Ailleurs dans le monde, les conséquences financières et économiques de la crise du coronavirus font également surface. Par exemple, le Royaume-Uni a récemment souffert d’une pénurie de carburant. La situation était si grave que l’armée a dû approvisionner des stations d’essence. Selon les analystes, cette pénurie est le résultat de la crise sanitaire combinée au Brexit.

Même au Japon, où la faible croissance a maintenu les prix de nombreuses choses – y compris les salaires – bas pendant des décennies, les consommateurs et les entreprises sont confrontés à un choc de prix pour des produits de base comme le café et le bœuf.

L’inflation sous-jacente des prix à la consommation au Japon n’a cessé de baisser qu’en août, mettant fin à une période de 12 mois de déflation. Les économistes et les responsables politiques s’attendent à ce que les récentes hausses de prix se reflètent dans les données officielles au cours des prochains mois.

L’inflation en hausse

Aux Etats-Unis, l’inflation a atteint 5,4% en septembre, le niveau le plus élevé depuis janvier 1991. L’Union européenne n’a pas non plus échappé à une forte dose d’inflation. Elle a atteint 3,4% en septembre, soit le niveau le plus élevé depuis 2008. Certains experts s’attendent à ce qu’elle atteigne 4 %d’ici la fin de l’année. Ce chiffre est deux fois plus élevé que l’objectif de la Banque centrale européenne (BCE). Elle vise un taux d’inflation de 2% à moyen terme.

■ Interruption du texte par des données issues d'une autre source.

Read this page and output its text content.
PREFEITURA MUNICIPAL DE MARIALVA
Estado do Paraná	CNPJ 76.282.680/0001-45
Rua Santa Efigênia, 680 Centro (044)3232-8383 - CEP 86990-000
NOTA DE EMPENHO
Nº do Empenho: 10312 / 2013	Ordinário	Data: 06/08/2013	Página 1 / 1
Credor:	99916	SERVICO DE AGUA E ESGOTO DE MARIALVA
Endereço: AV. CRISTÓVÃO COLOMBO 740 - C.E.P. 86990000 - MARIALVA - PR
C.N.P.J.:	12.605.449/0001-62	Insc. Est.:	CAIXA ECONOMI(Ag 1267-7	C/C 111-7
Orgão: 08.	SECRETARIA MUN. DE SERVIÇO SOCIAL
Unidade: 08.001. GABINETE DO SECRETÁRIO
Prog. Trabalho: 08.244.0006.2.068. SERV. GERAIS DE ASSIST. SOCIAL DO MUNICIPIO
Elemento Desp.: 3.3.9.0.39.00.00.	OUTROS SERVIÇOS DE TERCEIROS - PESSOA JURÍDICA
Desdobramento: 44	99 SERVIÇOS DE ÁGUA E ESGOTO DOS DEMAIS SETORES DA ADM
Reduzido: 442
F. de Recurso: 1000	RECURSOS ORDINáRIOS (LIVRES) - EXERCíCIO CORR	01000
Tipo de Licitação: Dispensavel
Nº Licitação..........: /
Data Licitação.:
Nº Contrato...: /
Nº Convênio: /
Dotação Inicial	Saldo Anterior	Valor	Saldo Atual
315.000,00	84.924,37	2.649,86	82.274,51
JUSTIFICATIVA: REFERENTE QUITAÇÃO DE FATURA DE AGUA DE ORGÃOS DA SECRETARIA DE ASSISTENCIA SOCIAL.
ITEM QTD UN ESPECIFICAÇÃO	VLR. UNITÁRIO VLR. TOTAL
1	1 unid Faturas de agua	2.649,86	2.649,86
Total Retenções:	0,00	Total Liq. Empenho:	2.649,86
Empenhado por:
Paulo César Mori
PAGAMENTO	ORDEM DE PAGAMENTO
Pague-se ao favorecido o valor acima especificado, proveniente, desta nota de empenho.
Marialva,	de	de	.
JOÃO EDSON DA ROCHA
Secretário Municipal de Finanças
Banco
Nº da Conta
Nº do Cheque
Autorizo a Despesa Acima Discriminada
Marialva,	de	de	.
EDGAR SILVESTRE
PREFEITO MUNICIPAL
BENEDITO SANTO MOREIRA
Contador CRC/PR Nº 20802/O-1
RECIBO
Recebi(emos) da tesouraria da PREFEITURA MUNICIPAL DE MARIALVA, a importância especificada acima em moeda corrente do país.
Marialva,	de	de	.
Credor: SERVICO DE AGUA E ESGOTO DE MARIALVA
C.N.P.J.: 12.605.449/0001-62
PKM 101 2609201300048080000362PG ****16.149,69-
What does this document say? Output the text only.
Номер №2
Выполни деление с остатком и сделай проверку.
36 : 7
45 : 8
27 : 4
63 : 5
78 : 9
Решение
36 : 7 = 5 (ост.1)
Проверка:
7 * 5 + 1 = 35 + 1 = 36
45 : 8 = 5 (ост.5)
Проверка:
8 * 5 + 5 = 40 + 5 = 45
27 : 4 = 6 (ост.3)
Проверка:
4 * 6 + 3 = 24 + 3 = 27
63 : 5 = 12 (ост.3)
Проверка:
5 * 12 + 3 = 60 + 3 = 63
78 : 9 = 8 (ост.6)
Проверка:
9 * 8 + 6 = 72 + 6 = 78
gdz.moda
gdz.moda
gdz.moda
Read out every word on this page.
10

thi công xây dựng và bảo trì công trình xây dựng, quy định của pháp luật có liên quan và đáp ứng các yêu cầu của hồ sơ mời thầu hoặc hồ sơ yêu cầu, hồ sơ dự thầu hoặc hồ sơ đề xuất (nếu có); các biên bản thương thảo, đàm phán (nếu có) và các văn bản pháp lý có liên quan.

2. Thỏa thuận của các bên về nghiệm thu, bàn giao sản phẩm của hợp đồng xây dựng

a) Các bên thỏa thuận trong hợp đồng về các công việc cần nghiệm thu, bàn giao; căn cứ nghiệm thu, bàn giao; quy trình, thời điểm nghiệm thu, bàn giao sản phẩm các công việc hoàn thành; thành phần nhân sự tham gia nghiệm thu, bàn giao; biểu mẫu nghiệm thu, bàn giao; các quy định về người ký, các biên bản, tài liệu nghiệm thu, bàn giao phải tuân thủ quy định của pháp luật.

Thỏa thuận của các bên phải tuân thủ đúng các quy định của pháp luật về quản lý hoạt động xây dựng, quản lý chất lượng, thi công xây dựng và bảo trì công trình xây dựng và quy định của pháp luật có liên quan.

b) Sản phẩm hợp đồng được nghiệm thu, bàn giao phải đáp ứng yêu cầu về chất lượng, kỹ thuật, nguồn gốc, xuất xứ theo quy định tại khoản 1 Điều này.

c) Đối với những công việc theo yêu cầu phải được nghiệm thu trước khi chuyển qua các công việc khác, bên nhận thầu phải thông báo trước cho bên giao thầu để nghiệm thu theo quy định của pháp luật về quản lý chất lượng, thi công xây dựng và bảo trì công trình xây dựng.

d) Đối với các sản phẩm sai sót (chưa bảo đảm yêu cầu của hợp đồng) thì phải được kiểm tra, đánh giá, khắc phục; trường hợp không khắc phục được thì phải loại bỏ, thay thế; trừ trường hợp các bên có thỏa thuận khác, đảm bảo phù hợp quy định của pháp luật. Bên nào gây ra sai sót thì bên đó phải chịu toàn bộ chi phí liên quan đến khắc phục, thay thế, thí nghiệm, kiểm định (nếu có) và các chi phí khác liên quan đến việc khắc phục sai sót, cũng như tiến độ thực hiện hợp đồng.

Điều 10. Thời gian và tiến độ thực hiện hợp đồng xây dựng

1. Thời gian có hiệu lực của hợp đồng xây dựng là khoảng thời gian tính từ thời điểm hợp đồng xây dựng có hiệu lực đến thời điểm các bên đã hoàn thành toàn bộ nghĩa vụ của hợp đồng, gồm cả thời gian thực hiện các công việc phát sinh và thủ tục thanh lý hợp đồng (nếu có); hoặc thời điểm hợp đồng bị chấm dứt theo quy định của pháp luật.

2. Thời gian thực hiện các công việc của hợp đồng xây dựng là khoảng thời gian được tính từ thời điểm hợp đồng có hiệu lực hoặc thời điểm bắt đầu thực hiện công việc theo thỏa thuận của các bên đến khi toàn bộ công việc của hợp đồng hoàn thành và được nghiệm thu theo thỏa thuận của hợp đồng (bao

Reste à savoir ce que l’hiver nous réserve. Un hiver rigoureux pourrait faire grimper encore plus les prix de l’énergie. « La hausse des prix de l’énergie accroît les pressions inflationnistes qui, associées à d’éventuelles coupures de courant, pourraient entraîner une baisse de l’activité industrielle et un ralentissement de la reprise économique », a récemment déclaré l’Agence internationale de l’énergie (AIE).

Conclusion : La crise du Covid touche peut-être à sa fin, mais les conséquences économiques et financières de cette pandémie se feront sentir dans nos portefeuilles pendant encore un bon moment.